Söz ve eylemlerimiz = davranışlarımız (de/da) çoğu zaman maskelidir, doğal değildir veya yapmacıktır.
Maske, bizi olduğunuzdan başka bir şekilde göstermek için taktığımız bir şeydir.
Peki, “olduğumuz o şey” nedir, nerededir?
İçimizde, özümüzdedir.
İçimizi, dışımızda/n gösteren şey, bedenimizdir. (= bedenimizin eylemleri olan söz ve davranışlarımızdır.)
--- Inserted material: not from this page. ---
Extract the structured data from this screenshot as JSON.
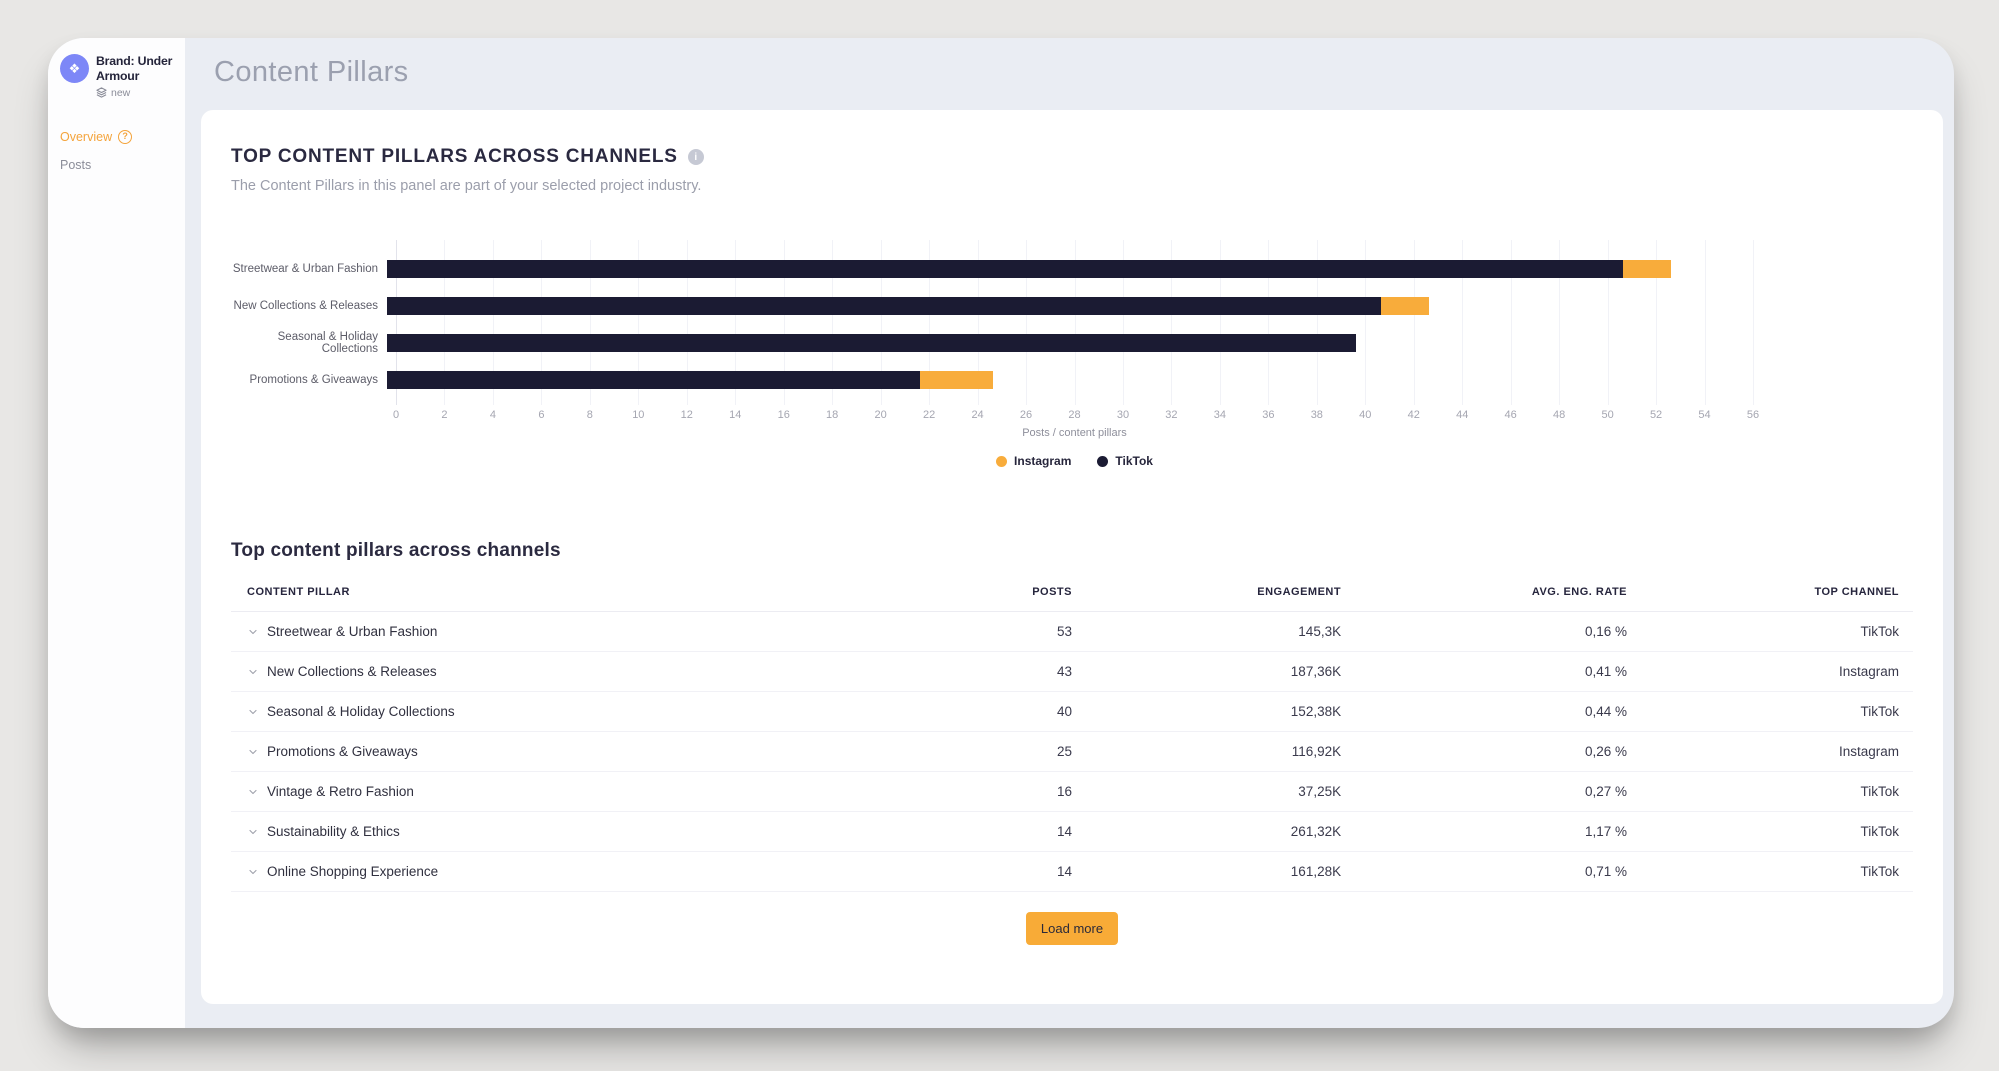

Samimiyet = ihlâs, içerde olanın, dışa (= söz ve eylemlerimize), aynen, maskelenmeden, çarpıtılmadan, doğal bir şekilde yansıtılmasıdır.
İman, içtir; amel dıştır. İçerde olan, dışarıya aynen yansıtılmalı, iki yüzlülük (= münafıklık) yapılmamalıdır.
İman ile amel çelişir, çatışırsa, ortada kişiyi başkalarından gizleyen bir maske var, demektir.
Bazen, belki de çoğu zaman, söz, ameli; amel, sözü; söz, sözü; amel de ameli gizler.
Sözgelimi, “inanan ve namaz kılan” bir adam (= Müslüman), namazında sadece Rabbi (olan) Allah’ın Huzur’unda eğilir (= rükû) ve secde eder; ama namaz dışındaki hayatında başkaları önünde eğilirse, onların emrine râm olursa (= secde ederse?!), namazını maske olarak kullanmış olur ama Rab, tüm maskelerin altındakini görür ve bilir.
“ya eyyühellezîne âmenû! lime teqûlûne mâ lâ tef’alûn.” (61/2) = Ey İnananlar (= İman edenler), yapmadığınız şeyi niye söylersiniz?
Gerçekten inanmadığı hâlde inanmış gibi görünenler de doğal olmayan maskelerle aramızda dolaşırlar, dolaşmaktadırlar. (Bknz. 2/8 ilâ 27. 4/60. 9/73. 63/1.)